そんなわけで普段ならウキウキするイベント前にも関わらず、今回だけは気が重かったのですが、実際にお会いした谷津さんはすこぶる元気でした。
トークは二部構成で1部が新日本〜ジャパン、2部がSWS以降を振り返る流れでしたが、軽口のジョークを交えながら和やかに進み、途中赤いマフラー姿の私を見て「ファンの前で言うのもなんだけどさあ、“元気ですかー!の人には未だにアントンハイセルの社債(の金)返してもらってないんだよなあ。」とかつての師匠への皮肉もチクリ(苦笑)、辛口でしたが明るい話しぶりにほっとしました。
「自分がそうなって初めて身体障害者の方の気持ちがわかった。」と言いいながらもどこまでも前向きで、ちょうどこのブログ更新時は目前になっていますが3月29日には地元の栃木・足利で東京オリンピックの聖火ランナーを務める事が決まりました。
40年前、金メダル確実と言われながらオリンピックに出られなかった谷津さんが義足にも関わらず聖火を持って走る姿は多くの人に勇気と感動を与える事でしょう。

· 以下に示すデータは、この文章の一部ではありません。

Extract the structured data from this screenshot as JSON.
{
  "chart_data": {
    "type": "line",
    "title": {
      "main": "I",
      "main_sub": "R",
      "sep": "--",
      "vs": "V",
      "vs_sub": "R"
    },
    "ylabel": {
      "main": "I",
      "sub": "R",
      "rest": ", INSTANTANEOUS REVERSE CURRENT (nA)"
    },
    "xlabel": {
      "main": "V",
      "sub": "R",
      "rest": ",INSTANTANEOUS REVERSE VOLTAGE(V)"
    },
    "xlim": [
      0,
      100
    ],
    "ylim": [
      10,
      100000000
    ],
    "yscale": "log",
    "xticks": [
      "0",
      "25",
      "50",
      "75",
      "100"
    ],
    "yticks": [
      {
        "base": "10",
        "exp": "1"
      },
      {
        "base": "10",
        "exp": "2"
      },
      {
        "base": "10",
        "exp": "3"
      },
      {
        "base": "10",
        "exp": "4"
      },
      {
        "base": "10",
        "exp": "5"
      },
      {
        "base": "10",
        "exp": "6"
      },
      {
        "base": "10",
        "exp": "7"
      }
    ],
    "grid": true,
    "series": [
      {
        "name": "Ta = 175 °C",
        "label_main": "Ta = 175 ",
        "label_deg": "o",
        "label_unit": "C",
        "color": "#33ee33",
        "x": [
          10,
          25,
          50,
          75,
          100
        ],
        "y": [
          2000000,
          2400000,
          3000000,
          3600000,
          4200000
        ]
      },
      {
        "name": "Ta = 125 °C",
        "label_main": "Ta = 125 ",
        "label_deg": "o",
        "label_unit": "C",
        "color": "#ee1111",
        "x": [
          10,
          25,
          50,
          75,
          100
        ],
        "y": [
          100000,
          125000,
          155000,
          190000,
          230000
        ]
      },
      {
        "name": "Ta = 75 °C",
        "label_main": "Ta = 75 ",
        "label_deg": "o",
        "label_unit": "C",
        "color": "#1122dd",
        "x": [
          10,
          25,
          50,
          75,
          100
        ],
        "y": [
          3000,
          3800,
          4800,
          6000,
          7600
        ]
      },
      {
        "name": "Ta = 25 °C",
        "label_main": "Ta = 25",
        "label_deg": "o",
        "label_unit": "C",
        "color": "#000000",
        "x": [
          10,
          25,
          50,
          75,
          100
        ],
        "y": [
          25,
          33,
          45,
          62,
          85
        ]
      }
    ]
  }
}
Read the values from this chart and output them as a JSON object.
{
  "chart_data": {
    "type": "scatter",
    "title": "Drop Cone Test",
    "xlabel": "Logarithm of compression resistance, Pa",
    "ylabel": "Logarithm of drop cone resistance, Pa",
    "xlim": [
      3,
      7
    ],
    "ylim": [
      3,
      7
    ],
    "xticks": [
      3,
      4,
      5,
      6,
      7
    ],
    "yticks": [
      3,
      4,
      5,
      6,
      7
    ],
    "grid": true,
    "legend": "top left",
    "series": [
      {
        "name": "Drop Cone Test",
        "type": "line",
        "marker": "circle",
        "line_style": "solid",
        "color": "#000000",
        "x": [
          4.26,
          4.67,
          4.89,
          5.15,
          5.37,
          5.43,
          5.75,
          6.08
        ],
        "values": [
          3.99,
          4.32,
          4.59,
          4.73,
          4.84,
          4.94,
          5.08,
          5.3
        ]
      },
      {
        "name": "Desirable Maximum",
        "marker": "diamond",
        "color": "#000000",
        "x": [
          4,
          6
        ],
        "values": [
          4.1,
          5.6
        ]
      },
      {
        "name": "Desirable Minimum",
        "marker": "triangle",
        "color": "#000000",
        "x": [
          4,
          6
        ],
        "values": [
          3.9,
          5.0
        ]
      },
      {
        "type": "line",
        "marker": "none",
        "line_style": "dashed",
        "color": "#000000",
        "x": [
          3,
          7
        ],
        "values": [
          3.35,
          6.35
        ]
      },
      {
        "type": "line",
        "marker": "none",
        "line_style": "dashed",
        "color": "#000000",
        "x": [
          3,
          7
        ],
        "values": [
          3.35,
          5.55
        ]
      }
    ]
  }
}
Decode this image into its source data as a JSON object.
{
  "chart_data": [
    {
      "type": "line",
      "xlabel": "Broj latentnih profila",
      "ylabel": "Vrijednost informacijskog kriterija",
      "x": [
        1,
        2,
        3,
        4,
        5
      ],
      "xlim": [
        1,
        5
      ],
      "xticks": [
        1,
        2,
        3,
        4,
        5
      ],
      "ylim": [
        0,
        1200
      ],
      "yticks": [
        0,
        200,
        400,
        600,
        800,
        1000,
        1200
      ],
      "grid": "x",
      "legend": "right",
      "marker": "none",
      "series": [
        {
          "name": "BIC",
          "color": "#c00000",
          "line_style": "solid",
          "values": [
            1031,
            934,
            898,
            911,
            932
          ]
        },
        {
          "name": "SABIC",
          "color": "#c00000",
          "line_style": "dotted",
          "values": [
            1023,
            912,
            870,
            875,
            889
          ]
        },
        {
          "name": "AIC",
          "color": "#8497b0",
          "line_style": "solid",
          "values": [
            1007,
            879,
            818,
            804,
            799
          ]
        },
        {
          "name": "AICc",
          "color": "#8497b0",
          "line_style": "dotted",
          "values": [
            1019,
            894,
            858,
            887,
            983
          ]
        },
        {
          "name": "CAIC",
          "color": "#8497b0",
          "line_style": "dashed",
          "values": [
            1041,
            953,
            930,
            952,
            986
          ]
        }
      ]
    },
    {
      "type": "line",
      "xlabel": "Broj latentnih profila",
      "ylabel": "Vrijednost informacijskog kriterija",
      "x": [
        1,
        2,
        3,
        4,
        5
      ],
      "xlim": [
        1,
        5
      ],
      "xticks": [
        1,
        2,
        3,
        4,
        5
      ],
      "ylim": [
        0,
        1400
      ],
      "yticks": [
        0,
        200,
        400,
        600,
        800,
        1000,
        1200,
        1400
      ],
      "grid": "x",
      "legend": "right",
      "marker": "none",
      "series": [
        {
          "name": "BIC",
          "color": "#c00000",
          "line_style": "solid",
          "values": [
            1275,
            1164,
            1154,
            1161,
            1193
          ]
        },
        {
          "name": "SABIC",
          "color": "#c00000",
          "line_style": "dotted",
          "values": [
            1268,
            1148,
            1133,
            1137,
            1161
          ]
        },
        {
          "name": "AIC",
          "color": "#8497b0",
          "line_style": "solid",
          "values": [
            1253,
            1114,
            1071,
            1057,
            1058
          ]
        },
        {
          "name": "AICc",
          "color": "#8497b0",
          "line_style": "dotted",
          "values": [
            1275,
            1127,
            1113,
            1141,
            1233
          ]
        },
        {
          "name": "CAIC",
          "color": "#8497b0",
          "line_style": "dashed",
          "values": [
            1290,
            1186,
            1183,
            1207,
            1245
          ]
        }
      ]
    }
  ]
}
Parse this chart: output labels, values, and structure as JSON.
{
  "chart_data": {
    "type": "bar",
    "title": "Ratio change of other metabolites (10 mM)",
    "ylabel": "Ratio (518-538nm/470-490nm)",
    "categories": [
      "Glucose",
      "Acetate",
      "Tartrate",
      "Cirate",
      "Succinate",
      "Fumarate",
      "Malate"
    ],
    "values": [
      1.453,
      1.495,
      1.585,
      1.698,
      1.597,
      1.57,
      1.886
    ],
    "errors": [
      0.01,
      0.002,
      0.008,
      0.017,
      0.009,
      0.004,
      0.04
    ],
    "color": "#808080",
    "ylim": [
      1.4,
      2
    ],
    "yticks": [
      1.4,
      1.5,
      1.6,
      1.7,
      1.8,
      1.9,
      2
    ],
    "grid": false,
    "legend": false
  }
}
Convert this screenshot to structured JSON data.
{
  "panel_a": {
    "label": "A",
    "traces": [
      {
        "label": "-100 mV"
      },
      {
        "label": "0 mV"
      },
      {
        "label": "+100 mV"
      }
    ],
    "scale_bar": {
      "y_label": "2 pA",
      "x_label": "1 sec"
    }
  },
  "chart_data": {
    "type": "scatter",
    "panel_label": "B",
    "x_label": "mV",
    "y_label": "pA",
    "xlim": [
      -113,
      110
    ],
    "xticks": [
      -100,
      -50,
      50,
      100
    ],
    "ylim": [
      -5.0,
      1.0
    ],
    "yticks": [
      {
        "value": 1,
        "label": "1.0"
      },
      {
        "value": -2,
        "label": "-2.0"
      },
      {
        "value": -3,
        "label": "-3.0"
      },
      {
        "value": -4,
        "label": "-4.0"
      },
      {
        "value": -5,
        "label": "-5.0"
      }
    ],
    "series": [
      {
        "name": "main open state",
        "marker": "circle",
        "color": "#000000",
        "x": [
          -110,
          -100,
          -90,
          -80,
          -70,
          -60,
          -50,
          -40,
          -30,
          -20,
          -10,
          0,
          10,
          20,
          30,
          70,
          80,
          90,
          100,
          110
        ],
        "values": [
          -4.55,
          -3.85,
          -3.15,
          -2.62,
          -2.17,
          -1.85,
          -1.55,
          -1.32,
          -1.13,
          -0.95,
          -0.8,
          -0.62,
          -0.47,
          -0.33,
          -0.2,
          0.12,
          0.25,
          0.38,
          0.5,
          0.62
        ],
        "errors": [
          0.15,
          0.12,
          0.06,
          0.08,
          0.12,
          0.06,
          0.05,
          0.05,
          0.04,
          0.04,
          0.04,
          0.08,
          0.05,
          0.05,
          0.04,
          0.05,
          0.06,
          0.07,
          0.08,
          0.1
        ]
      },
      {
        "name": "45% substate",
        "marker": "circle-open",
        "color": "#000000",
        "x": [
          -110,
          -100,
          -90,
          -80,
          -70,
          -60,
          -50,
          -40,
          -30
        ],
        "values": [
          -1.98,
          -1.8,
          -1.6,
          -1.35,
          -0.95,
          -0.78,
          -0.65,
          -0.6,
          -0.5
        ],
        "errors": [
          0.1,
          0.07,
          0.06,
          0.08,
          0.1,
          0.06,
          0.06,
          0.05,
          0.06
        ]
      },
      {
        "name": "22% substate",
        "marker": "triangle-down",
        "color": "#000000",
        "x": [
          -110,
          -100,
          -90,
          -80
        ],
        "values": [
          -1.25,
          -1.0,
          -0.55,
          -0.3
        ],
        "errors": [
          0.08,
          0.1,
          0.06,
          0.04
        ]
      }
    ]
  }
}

さらに冗談か本音か、「いつか義足のままリングに上ってやる!」とまでぶち上げた谷津さん、決して無理はして欲しくありませんが、過去にも義足で試合をしたレスラーの例はありますので、ひょっとするとひょっとするかもしれません。
谷津さんはやはり「凄いヤツ」でした。これからの人生に幸多かれと心より願っています。

緊急特報!
3月18日に会見が行われ、6月7日・DDTさいたまスーパーアリーナ大会にて谷津選手の試合出場が電撃発表!!やれんのか!? 私も観戦予定につき目一杯応援します!!